Der NSA-Skandal und seine politischen Folgen waren Thema bei einer Diskussionsrunde der SPD-Bundestagsfraktion im Albwerkspeicher in Geislingen. Unter dem Titel „Die abgehörte Republik“ berichtete MdB Christian Flisek, SPD-Obmann im NSA-Untersuchungsausschuss des Deutschen Bundestages, auf Einladung der Bundestagsabgeordneten Heike Baehrens über die Erkenntnisse und Ergebnisse der parlamentarischen Untersuchung.
Automatisierte Massenüberwachung
Heike Baehrens erinnerte daran, wie durch den Whistleblower Edward Snowden 2013 die automatisierte Massenüberwachung durch die amerikanische National Security Agency (NSA) öffentlich wurde. Die Staaten der sogenannten Five Eyes, also die USA, das Vereinigte Königreich, Kanada, Australien und Neuseeland, haben auch Kommunikationsdaten deutscher Bürger millionenfach gespeichert. Der Untersuchungsausschuss des Deutschen Bundestages hat den Auftrag, insbesondere die Verwicklung des Bundesnachrichtendienstes (BND) zu untersuchen. „Wir haben dabei beim BND ein Ausmaß an Schlamperei und Organisationsversagen aufgedeckt, welches ich mir so nicht habe vorstellen können“, nimmt Flisek vor seinen Geislinger Zuhörern kein Blatt vor den Mund. Der BND hat für die NSA Kommunikationsdaten in Deutschland gesammelt. Vor der Weitergabe sollten die Daten deutscher Bürger und europäischer Amtsträger herausgefiltert werden. „Das hat so schlecht funktioniert, dass in kürzester Zeit 40.000 problematische Selektoren – das sind beispielsweise bestimmte E-Mail-Adressen – entdeckt wurden. Es wurde deutsches Recht verletzt. Der BND hat eindeutig gegen deutsche Interessen gehandelt“, so Flisek.
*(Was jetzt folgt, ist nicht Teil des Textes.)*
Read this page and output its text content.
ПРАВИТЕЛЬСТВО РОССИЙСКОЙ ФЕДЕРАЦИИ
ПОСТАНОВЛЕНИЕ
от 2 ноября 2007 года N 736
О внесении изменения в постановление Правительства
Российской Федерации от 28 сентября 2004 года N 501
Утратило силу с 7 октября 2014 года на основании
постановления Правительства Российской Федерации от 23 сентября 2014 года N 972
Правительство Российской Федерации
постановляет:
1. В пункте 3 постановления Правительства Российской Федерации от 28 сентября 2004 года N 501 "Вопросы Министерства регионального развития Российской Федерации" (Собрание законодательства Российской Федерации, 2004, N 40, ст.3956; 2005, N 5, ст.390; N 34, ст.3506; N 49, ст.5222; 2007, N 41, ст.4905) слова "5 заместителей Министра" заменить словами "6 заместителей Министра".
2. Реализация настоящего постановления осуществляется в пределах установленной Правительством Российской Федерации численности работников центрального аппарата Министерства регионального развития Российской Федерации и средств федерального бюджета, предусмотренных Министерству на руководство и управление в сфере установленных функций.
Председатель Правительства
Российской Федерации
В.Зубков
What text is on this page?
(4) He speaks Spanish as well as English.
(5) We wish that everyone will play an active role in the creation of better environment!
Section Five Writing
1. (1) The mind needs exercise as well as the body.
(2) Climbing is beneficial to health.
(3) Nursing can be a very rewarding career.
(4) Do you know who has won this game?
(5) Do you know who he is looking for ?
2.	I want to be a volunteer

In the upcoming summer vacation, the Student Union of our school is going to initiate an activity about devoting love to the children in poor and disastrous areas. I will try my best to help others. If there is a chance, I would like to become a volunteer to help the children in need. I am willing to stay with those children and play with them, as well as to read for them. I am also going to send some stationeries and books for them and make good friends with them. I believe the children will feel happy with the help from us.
Spionage auf beiden Seiten
Auch das Ausspionieren deutscher und europäischer Politiker und Beamter durch die NSA wird im Ausschuss analysiert und diskutiert. „Wenn wir mit Amerikanern darüber reden, bekommen wir zurecht zu hören: ihr Deutschen macht doch dasselbe mit uns, nur nicht so gut“, berichtet Flisek über Gespräche mit amerikanischen Geheimdienstlern und Politikern.
Erst in dieser Woche gab das parlamentarische Kontrollgremium (die Geislinger Zeitung berichtete) bekannt, dass auch der BND verbündete Regierungen abgehört hat. „Vor diesem Hintergrund ist die Empörung der Kanzlerin und das vom damaligen Kanzleramtsminister Pofalla ins Spiel gebrachte No-Spy-Abkommen im Jahr 2013 nur als Wahlkampfmanöver zu bezeichnen“, ergänzt Flisek.
Erste Konsequenzen
Am vergangenen Freitag fand die erste Lesung eines Gesetzes zur besseren Kontrolle des BND im Bundestag statt. „Wir haben gegen starke Widerstände eines großen Teils der Union und der Sicherheitsbehörden auf eine dringend notwendige Reform des BND und eine stärkere Kontrolle durch den Bundestag gedrängt“, so Flisek. So werden durch das Gesetz die Befugnisse des parlamentarischen Kontrollgremiums ausgeweitet, Whistleblower besser geschützt und öffentliche Anhörungen durchgeführt. „Zur Demokratie gehört, dass sich Geheimdienste voll umfänglich gegenüber dem Parlament verantworten müssen. Wir wissen aber auch, dass dies eine Dauerbaustelle bleiben wird. Deshalb wird man auch am Ende des NSA-Untersuchungsausschusses über weitere Reformen beim BND sprechen müssen“, fast Baehrens den aktuellen Stand zusammen.
Diskussion
Nachfragen zu einem möglichen politischen Asyl für Edward Snowden als Hauptaufklärer der Affäre beantwortete Flisek zurückhaltend. Der Untersuchungsausschuss habe mehrfach versucht Kontakt zu Snowden aufzunehmen. Der Kontakt kam jedoch nie zustande „Dabei sind wir weltweit der einzige parlamentarische Untersuchungsausschuss, der aufgrund der NSA-Affäre ermittelt“, so Flisek.